DFT is sinds de jaren zeventig populair voor berekeningen in de vastestoffysica. DFT, in combinatie met LDA, geeft in veel gevallen resultaten die goed overeenkomen met de experimenteel gemeten waarden. Dit is zeker waar als de benodigde rekentijd in aanmerking wordt genomen. In de kwantumchemie werd deze nauwkeurigheid pas in de jaren negentig gehaald. Tegenwoordig (begin 21e eeuw) geldt DFT als dé rekenmethode in beide takken van wetenschap. Ondanks deze verbeteringen zijn er nog steeds problemen bij het gebruik van DFT in het correct beschrijven van intermoleculaire interacties en dispersie. Gedacht moet dan worden aan bijvoorbeeld de vanderwaalskracht of de band gap in halfgeleiders. De problemen van DFT (als enige methode) met dispersie wreken zich vooral bij de beschrijving van systemen waar deze vorm van interactie domineert, zoals bij sommige edelgassen en in de beschrijving van biomoleculen.
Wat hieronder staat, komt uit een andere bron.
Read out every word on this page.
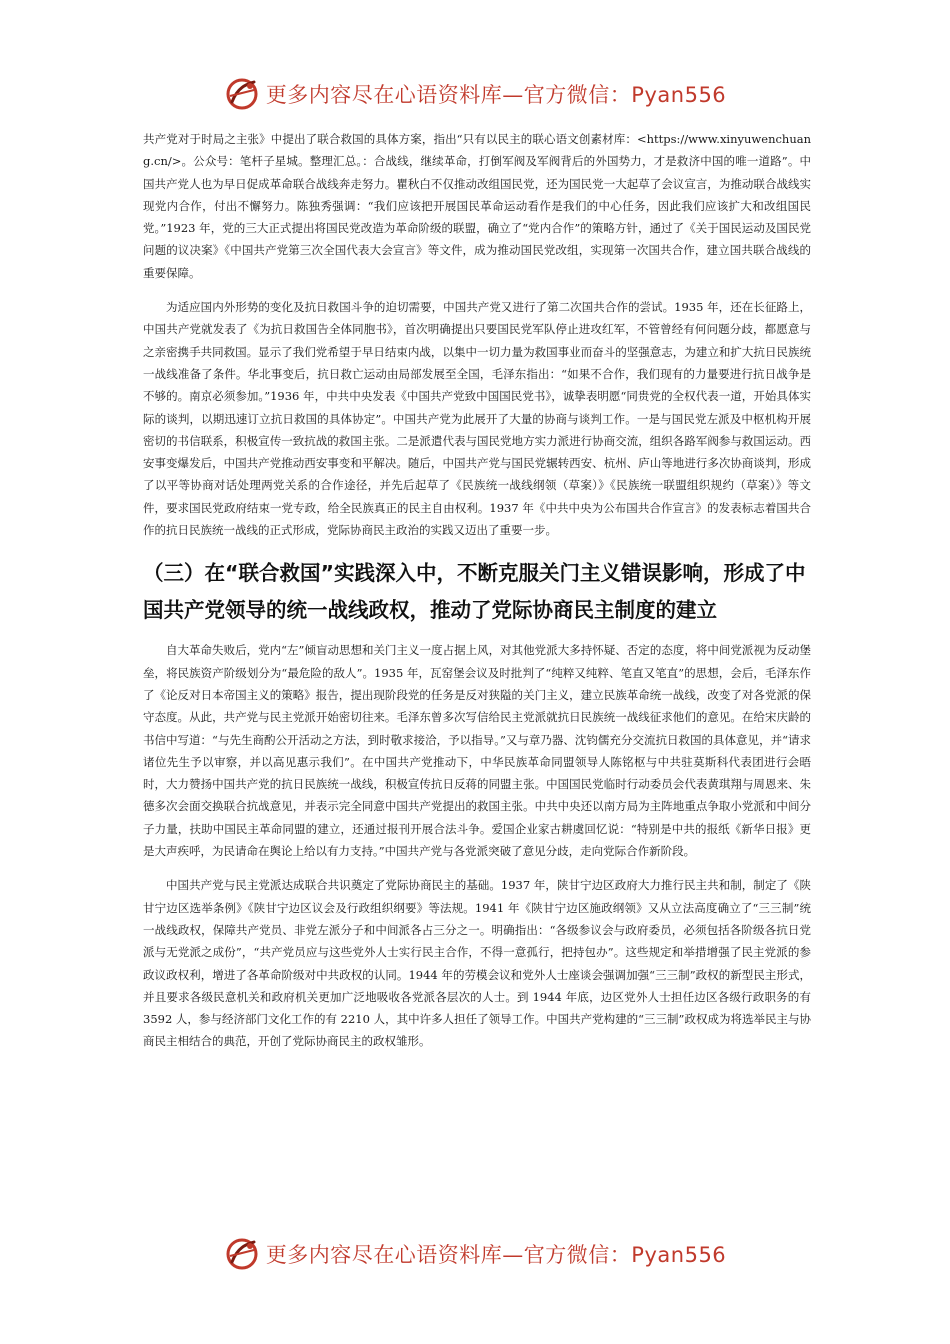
更多内容尽在心语资料库—官方微信：Pyan556

共产党对于时局之主张》中提出了联合救国的具体方案，指出“只有以民主的联心语文创素材库：<https://www.xinyuwenchuang.cn/>。公众号：笔杆子星城。整理汇总。：合战线，继续革命，打倒军阀及军阀背后的外国势力，才是救济中国的唯一道路”。中国共产党人也为早日促成革命联合战线奔走努力。瞿秋白不仅推动改组国民党，还为国民党一大起草了会议宣言，为推动联合战线实现党内合作，付出不懈努力。陈独秀强调：“我们应该把开展国民革命运动看作是我们的中心任务，因此我们应该扩大和改组国民党。”1923 年，党的三大正式提出将国民党改造为革命阶级的联盟，确立了“党内合作”的策略方针，通过了《关于国民运动及国民党问题的议决案》《中国共产党第三次全国代表大会宣言》等文件，成为推动国民党改组，实现第一次国共合作，建立国共联合战线的重要保障。

为适应国内外形势的变化及抗日救国斗争的迫切需要，中国共产党又进行了第二次国共合作的尝试。1935 年，还在长征路上，中国共产党就发表了《为抗日救国告全体同胞书》，首次明确提出只要国民党军队停止进攻红军，不管曾经有何问题分歧，都愿意与之亲密携手共同救国。显示了我们党希望于早日结束内战，以集中一切力量为救国事业而奋斗的坚强意志，为建立和扩大抗日民族统一战线准备了条件。华北事变后，抗日救亡运动由局部发展至全国，毛泽东指出：“如果不合作，我们现有的力量要进行抗日战争是不够的。南京必须参加。”1936 年，中共中央发表《中国共产党致中国国民党书》，诚挚表明愿“同贵党的全权代表一道，开始具体实际的谈判，以期迅速订立抗日救国的具体协定”。中国共产党为此展开了大量的协商与谈判工作。一是与国民党左派及中枢机构开展密切的书信联系，积极宣传一致抗战的救国主张。二是派遣代表与国民党地方实力派进行协商交流，组织各路军阀参与救国运动。西安事变爆发后，中国共产党推动西安事变和平解决。随后，中国共产党与国民党辗转西安、杭州、庐山等地进行多次协商谈判，形成了以平等协商对话处理两党关系的合作途径，并先后起草了《民族统一战线纲领（草案）》《民族统一联盟组织规约（草案）》等文件，要求国民党政府结束一党专政，给全民族真正的民主自由权利。1937 年《中共中央为公布国共合作宣言》的发表标志着国共合作的抗日民族统一战线的正式形成，党际协商民主政治的实践又迈出了重要一步。

（三）在“联合救国”实践深入中，不断克服关门主义错误影响，形成了中国共产党领导的统一战线政权，推动了党际协商民主制度的建立

自大革命失败后，党内“左”倾盲动思想和关门主义一度占据上风，对其他党派大多持怀疑、否定的态度，将中间党派视为反动堡垒，将民族资产阶级划分为“最危险的敌人”。1935 年，瓦窑堡会议及时批判了“纯粹又纯粹、笔直又笔直”的思想，会后，毛泽东作了《论反对日本帝国主义的策略》报告，提出现阶段党的任务是反对狭隘的关门主义，建立民族革命统一战线，改变了对各党派的保守态度。从此，共产党与民主党派开始密切往来。毛泽东曾多次写信给民主党派就抗日民族统一战线征求他们的意见。在给宋庆龄的书信中写道：“与先生商酌公开活动之方法，到时敬求接洽，予以指导。”又与章乃器、沈钧儒充分交流抗日救国的具体意见，并“请求诸位先生予以审察，并以高见惠示我们”。在中国共产党推动下，中华民族革命同盟领导人陈铭枢与中共驻莫斯科代表团进行会晤时，大力赞扬中国共产党的抗日民族统一战线，积极宣传抗日反蒋的同盟主张。中国国民党临时行动委员会代表黄琪翔与周恩来、朱德多次会面交换联合抗战意见，并表示完全同意中国共产党提出的救国主张。中共中央还以南方局为主阵地重点争取小党派和中间分子力量，扶助中国民主革命同盟的建立，还通过报刊开展合法斗争。爱国企业家古耕虞回忆说：“特别是中共的报纸《新华日报》更是大声疾呼，为民请命在舆论上给以有力支持。”中国共产党与各党派突破了意见分歧，走向党际合作新阶段。

中国共产党与民主党派达成联合共识奠定了党际协商民主的基础。1937 年，陕甘宁边区政府大力推行民主共和制，制定了《陕甘宁边区选举条例》《陕甘宁边区议会及行政组织纲要》等法规。1941 年《陕甘宁边区施政纲领》又从立法高度确立了“三三制”统一战线政权，保障共产党员、非党左派分子和中间派各占三分之一。明确指出：“各级参议会与政府委员，必须包括各阶级各抗日党派与无党派之成份”，“共产党员应与这些党外人士实行民主合作，不得一意孤行，把持包办”。这些规定和举措增强了民主党派的参政议政权利，增进了各革命阶级对中共政权的认同。1944 年的劳模会议和党外人士座谈会强调加强“三三制”政权的新型民主形式，并且要求各级民意机关和政府机关更加广泛地吸收各党派各层次的人士。到 1944 年底，边区党外人士担任边区各级行政职务的有 3592 人，参与经济部门文化工作的有 2210 人，其中许多人担任了领导工作。中国共产党构建的“三三制”政权成为将选举民主与协商民主相结合的典范，开创了党际协商民主的政权雏形。

更多内容尽在心语资料库—官方微信：Pyan556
De ontwikkeling van nieuwe DFT-methoden door de functies aan te passen of extra termen mee te nemen is momenteel een onderwerp van studie.

Het model van Thomas-Fermi[bewerken | brontekst bewerken]

De voorganger van DFT was het model van Thomas-Fermi, ontwikkeld door Thomas en Fermi in 1927. Zij berekenden de energie van een atoom door de kinetische energie als een functie van de elektronendichtheid te behandelen, gecombineerd met de klassieke beschrijving van de kern-elektron en de elektron-elektroninteractie.

Het was een eerste idee, hoewel de nauwkeurigheid nog niet groot was door het ontbreken van de "exchange energy" van een atoom, zoals deze door de theorie van Hartree-Fock beschreven werd. Dirac voegde deze term in 1928 toe aan DFT.

De resultaten van de theorie van Thomas-Fermi-Dirac waren nog steeds niet echt goed. Dit was aan verschillende zaken te wijten:

• de grootste foutenbron lag in de weergave van de kinetische energie.
• de fouten in de "exchange-energie" waren kleiner maar droegen het hunne bij.
• het compleet achterwege laten van de elektroncorrelatie vormde de laatste bron van grote onnauwkeurigheid.